La bienveillance internationale, en particulier de la part des Etats-Unis, à l’égard de cette évolution de Taïwan, visant à reconnaître des droits aux homosexuel.le.s, n’a pas été sans effets sur la manière dont les jeunes activistes gays et lesbiennes ont envisagé leurs revendications, notamment en reprenant l’acronyme anglo-saxon LGBTQ, en alphabet latin de surcroît, ou encore en se plaçant sous la bannière arc-en-ciel du Rainbow Flag. Du coup, le mouvement revendicatif gay et lesbien semble se fondre dans le moule global des demandes LGBTQ des années 2000, dans leur style, et dans le contenu de leurs revendications : le mariage entre personnes de même sexe apparaît dès lors comme un horizon désirable, et susceptible d’ouvrir à une reconnaissance sociale (et d’abord juridique) des couples de même sexe. En cela, on serait bien en face d’une homogénéisation planétaire en cours des revendications homosexuelles.

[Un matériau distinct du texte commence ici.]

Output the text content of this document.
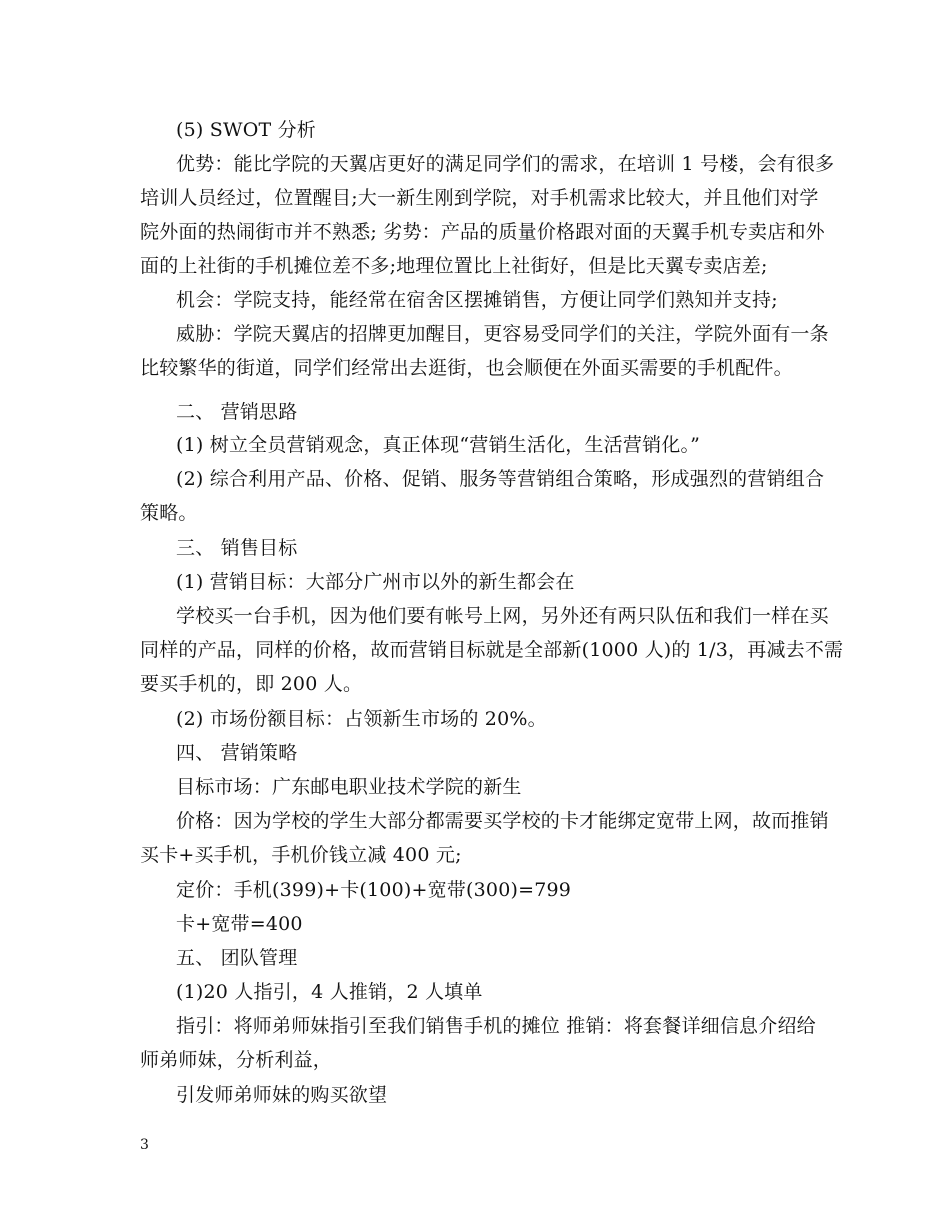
(5) SWOT 分析
优势：能比学院的天翼店更好的满足同学们的需求，在培训 1 号楼，会有很多
培训人员经过，位置醒目;大一新生刚到学院，对手机需求比较大，并且他们对学
院外面的热闹街市并不熟悉; 劣势：产品的质量价格跟对面的天翼手机专卖店和外
面的上社街的手机摊位差不多;地理位置比上社街好，但是比天翼专卖店差;
机会：学院支持，能经常在宿舍区摆摊销售，方便让同学们熟知并支持;
威胁：学院天翼店的招牌更加醒目，更容易受同学们的关注，学院外面有一条
比较繁华的街道，同学们经常出去逛街，也会顺便在外面买需要的手机配件。
二、 营销思路
(1) 树立全员营销观念，真正体现“营销生活化，生活营销化。”
(2) 综合利用产品、价格、促销、服务等营销组合策略，形成强烈的营销组合
策略。
三、 销售目标
(1) 营销目标：大部分广州市以外的新生都会在
学校买一台手机，因为他们要有帐号上网，另外还有两只队伍和我们一样在买
同样的产品，同样的价格，故而营销目标就是全部新(1000 人)的 1/3，再减去不需
要买手机的，即 200 人。
(2) 市场份额目标：占领新生市场的 20%。
四、 营销策略
目标市场：广东邮电职业技术学院的新生
价格：因为学校的学生大部分都需要买学校的卡才能绑定宽带上网，故而推销
买卡+买手机，手机价钱立减 400 元;
定价：手机(399)+卡(100)+宽带(300)=799
卡+宽带=400
五、 团队管理
(1)20 人指引，4 人推销，2 人填单
指引：将师弟师妹指引至我们销售手机的摊位 推销：将套餐详细信息介绍给
师弟师妹，分析利益，
引发师弟师妹的购买欲望
3
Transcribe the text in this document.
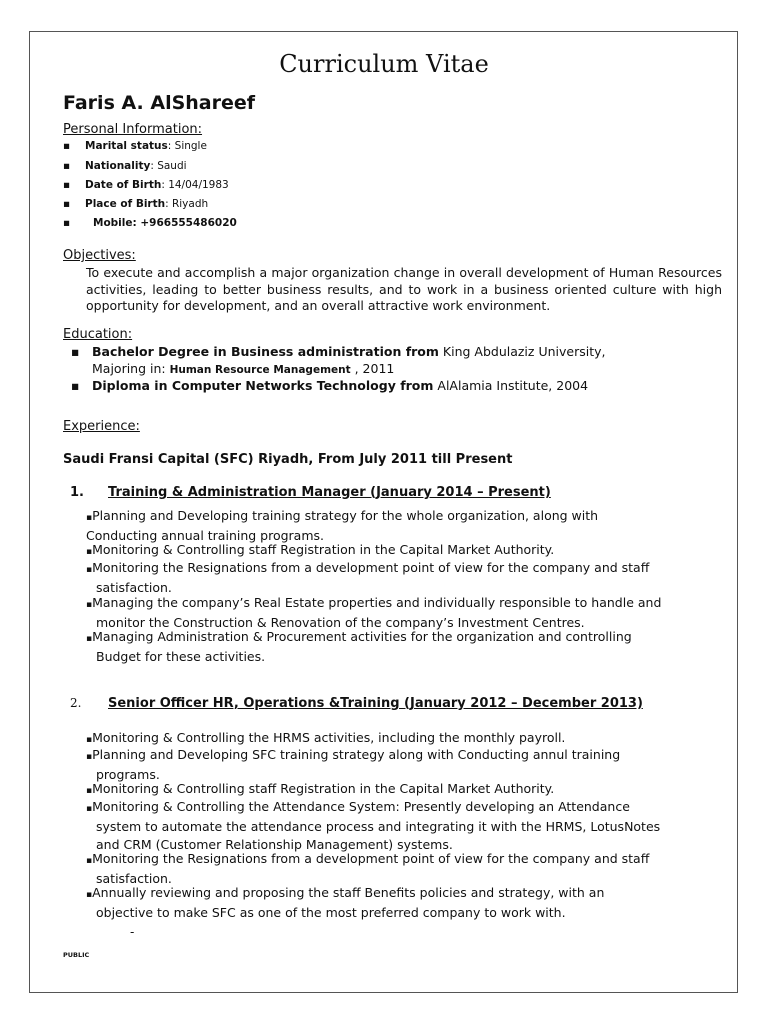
Curriculum Vitae
Faris A. AlShareef
Personal Information:
▪ Marital status: Single
▪ Nationality: Saudi
▪ Date of Birth: 14/04/1983
▪ Place of Birth: Riyadh
▪ Mobile: +966555486020
Objectives:
To execute and accomplish a major organization change in overall development of Human Resources activities, leading to better business results, and to work in a business oriented culture with high opportunity for development, and an overall attractive work environment.
Education:
▪ Bachelor Degree in Business administration from King Abdulaziz University,
Majoring in: Human Resource Management , 2011
▪ Diploma in Computer Networks Technology from AlAlamia Institute, 2004
Experience:
Saudi Fransi Capital (SFC) Riyadh, From July 2011 till Present
1. Training & Administration Manager (January 2014 – Present)
▪Planning and Developing training strategy for the whole organization, along with
Conducting annual training programs.
▪Monitoring & Controlling staff Registration in the Capital Market Authority.
▪Monitoring the Resignations from a development point of view for the company and staff
satisfaction.
▪Managing the company’s Real Estate properties and individually responsible to handle and
monitor the Construction & Renovation of the company’s Investment Centres.
▪Managing Administration & Procurement activities for the organization and controlling
Budget for these activities.
2. Senior Officer HR, Operations &Training (January 2012 – December 2013)
▪Monitoring & Controlling the HRMS activities, including the monthly payroll.
▪Planning and Developing SFC training strategy along with Conducting annul training
programs.
▪Monitoring & Controlling staff Registration in the Capital Market Authority.
▪Monitoring & Controlling the Attendance System: Presently developing an Attendance
system to automate the attendance process and integrating it with the HRMS, LotusNotes
and CRM (Customer Relationship Management) systems.
▪Monitoring the Resignations from a development point of view for the company and staff
satisfaction.
▪Annually reviewing and proposing the staff Benefits policies and strategy, with an
objective to make SFC as one of the most preferred company to work with.
-
PUBLIC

Selon cet axe d’approche, en effet, le souci de reconnaissance sociale, d’inclusion, à l’œuvre aussi à Taïwan dans cette revendication d’un mariage entre personnes de même sexe, nous conduirait à retrouver les formes de normalisation déjà indiquées pour les pays occidentaux, avec une rupture comparable à l’égard d’un certain passé des existences gays et lesbiennes, passé tel que peut en témoigner, par exemple, le beau livre de Xianyong Bai, dont la traduction française du titre était Garçons de cristal – de jeunes prostitués s’y trouvent réduits à une existence dans la marginalité, du fait d’avoir été rejetés par leur famille pour leur homosexualité [6]. Malgré tout, malgré les dangers de leur existence, leur misère, des solidarités parviennent parfois à se nouer, qui éclairent leurs existences. S’il ne s’agit évidemment pas de regretter un temps où les homosexuel.le.s pouvaient se trouver contraint(e)s à des existences aussi précaires, parce qu’homosexuel.le.s, on n’est pas obligé non plus d’applaudir à l’individualisme à tout crin et au consumérisme des existences homosexuelles normalisées, prenant garde en cela de ne pas oublier l’avertissement de Guy Hocquenghem, lancé à la fin des années 70, à l’égard des homosexuel.le.s visant à la respectabilité : « Quand l’homosexualité s’avoue et se rationalise, elle tente de repousser dans l’ombre ses anciens compagnons des bas-fonds. La rupture des amours interclassistes est la condition du salut homosexuel » [7].
Pourtant, le simple fait que l’union entre personnes de même sexe soit désignée comme « exclusive » ne doit pas nous faire oublier cette particularité, selon laquelle, à Taïwan, l’adultère continue d’être sanctionné par la loi, particularité qui fait conserver à cette forme de mariage entre personnes de même sexe, un air malgré tout « exotique » dans notre modernité. Ce nouveau droit pour les homosexuel.le.s, à Taïwan, demande donc à être replacé plus précisément dans le contexte de la société taïwanaise. Ce n’est qu’ainsi que pourra émerger, éventuellement, quelque chose de spécifique dans cet accès au mariage entre personnes de même sexe à Taïwan, ce qui pourrait peut-être éviter d’en faire un simple mouvement de normalisation des gays et lesbiennes.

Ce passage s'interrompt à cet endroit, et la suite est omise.